De rechtbank verklaarde het beroep van eiseres ongegrond en bevestigde dat het bestreden besluit in stand kon blijven. De uitspraak werd gedaan op 11 januari 2000, en tegen deze uitspraak staat voor zowel eiseres als verweerder hoger beroep open binnen zes weken na verzending van de uitspraak.

Uitspraak

ARRONDISSEMENTSRECHTBANK TE ZWOLLE
Sector Bestuursrecht
Meervoudige Kamer
Reg.nr.: Awb 98/6266
UITSPRAAK
in het geschil tussen:
Stichting Gereformeerd Hoger Beroepsonderwijs te Zwolle, eiseres,
gemachtigde: mr drs S.O. Voogt, advocaat te Rotterdam,
en
de Minister van Onderwijs, Cultuur en Wetenschappen, ver-weerder,
gemachtigde: mr C. van den Berg, medewerker Afdeling Juridische Zaken van de Stichting USZO te Groningen.
1. Aanduiding bestreden besluit
Besluit van verweerder d.d. 7 oktober 1998,
kenmerk USZO-G-814328/JZ.
2. Zitting
Datum: 30 november 1999.
Eiseres is niet verschenen.
Verweerder is niet verschenen.
3. De feiten en het verloop van de procedure
Mevrouw A te B is sinds 1976 in dienst geweest bij eiseres, laatstelijk in de functie van supervisor. Haar aanstelling destijds heeft plaatsgevonden met inachtneming van het benoemingsvereiste belijdend lid te zijn van een van de Gereformeerde Kerken (vrijgemaakt) in Nederland.
Nadat mevrouw A haar lidmaatschap van de Gereformeerde Kerk (vrijgemaakt) om haar moverende redenen had opgezegd heeft eiseres haar op grond van een "gewichtige reden" ontslagen uit haar betrekking met ingang van 1 oktober 1998.

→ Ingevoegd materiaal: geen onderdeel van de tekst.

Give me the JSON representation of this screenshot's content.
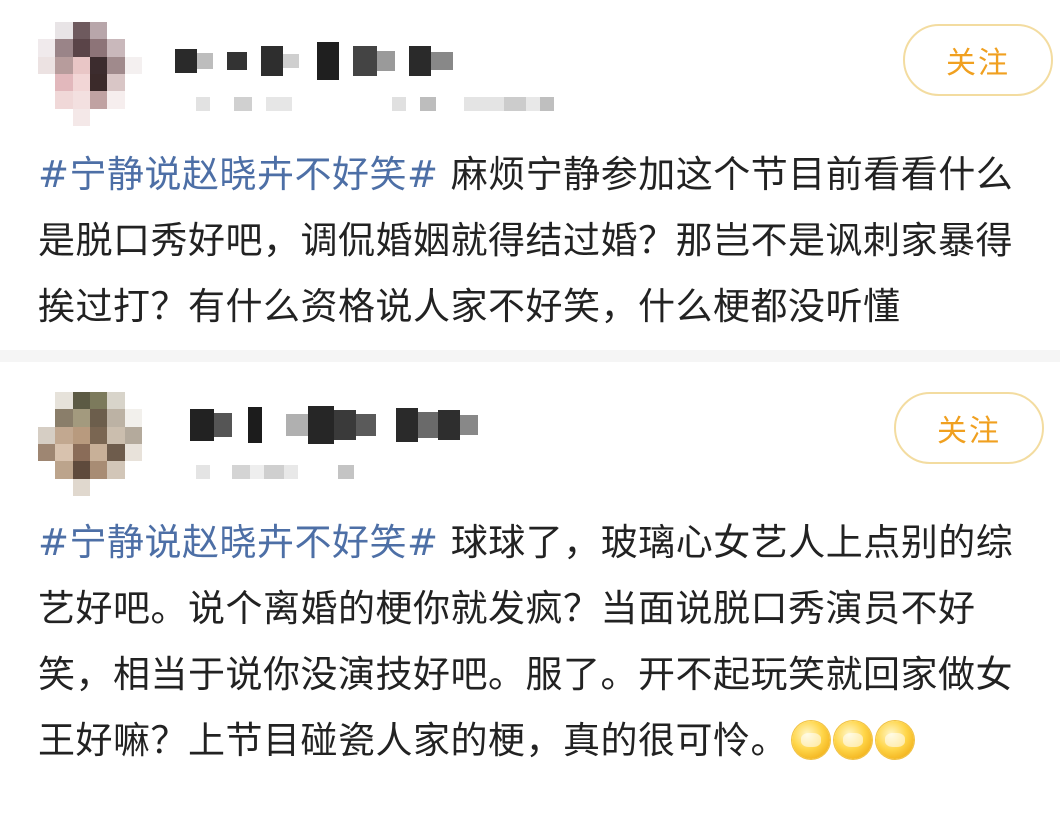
{
  "posts": [
    {
      "follow_label": "关注",
      "hashtag": "#宁静说赵晓卉不好笑#",
      "body": " 麻烦宁静参加这个节目前看看什么是脱口秀好吧，调侃婚姻就得结过婚？那岂不是讽刺家暴得挨过打？有什么资格说人家不好笑，什么梗都没听懂",
      "emoji_count": 0
    },
    {
      "follow_label": "关注",
      "hashtag": "#宁静说赵晓卉不好笑#",
      "body": " 球球了，玻璃心女艺人上点别的综艺好吧。说个离婚的梗你就发疯？当面说脱口秀演员不好笑，相当于说你没演技好吧。服了。开不起玩笑就回家做女王好嘛？上节目碰瓷人家的梗，真的很可怜。",
      "emoji_count": 3
    }
  ],
  "colors": {
    "hashtag": "#4d6fa6",
    "follow_text": "#f0a020",
    "follow_border": "#f3dca0",
    "body_text": "#222222"
  },
  "icons": {
    "emoji": "grinning-face-emoji"
  }
}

Mevrouw A heeft verweerder bij formulier d.d. 15 juli 1998 verzocht haar in aanmerking te brengen voor een werkloosheidsuitkering krachtens het BWOO.
Deze uitkering is haar door verweerder in beginsel toegekend bij besluit van 24 juli 1998. Verweerder heeft daarbij aangekondigd dat nog een toetsing zou plaats vinden om te bezien of er sprake is geweest van verwijtbaarheid.
Desgevraagd heeft mevrouw A bij brief van 3 augustus 1998 aan verweerder een nadere toelichting op de achtergrond van het ontslag verstrekt.
Eiseres heeft van haar kant een toelichting aan verweerder gegeven bij brief van 20 augustus 1998.
Bij brieven van 24 augustus 1998 heeft verweerder zowel mevrouw A als eiseres op de hoogte gesteld van zijn conclusie dat geen sprake is van verwijtbare werkloosheid van mevrouw A en dat geen korting op haar uitkering plaatsvindt.
De gemachtigde van eiseres heeft hiertegen een bezwaarschrift d.d. 2 oktober 1998 bij verweerder ingediend.
Bij besluit van 7 oktober 1998 heeft verweerder eiseres niet-ontvankelijk verklaard in haar bezwaar omdat zij niet als belang hebbende in de zin van de Algemene wet bestuursrecht (Awb) wordt beschouwd.
Tegen dit besluit heeft de gemachtigde van eiseres bij brief van 13 november 1998 beroep ingesteld bij deze rechtbank.
Verweerder heeft daarop een verweerschrift d.d. 25 januari 1999 bij de rechtbank ingediend.
4. Motivering
In geding is de vraag of het bestreden besluit in rechte stand kan houden.
De rechtbank beantwoordt die vraag bevestigend en overweegt daartoe het volgende.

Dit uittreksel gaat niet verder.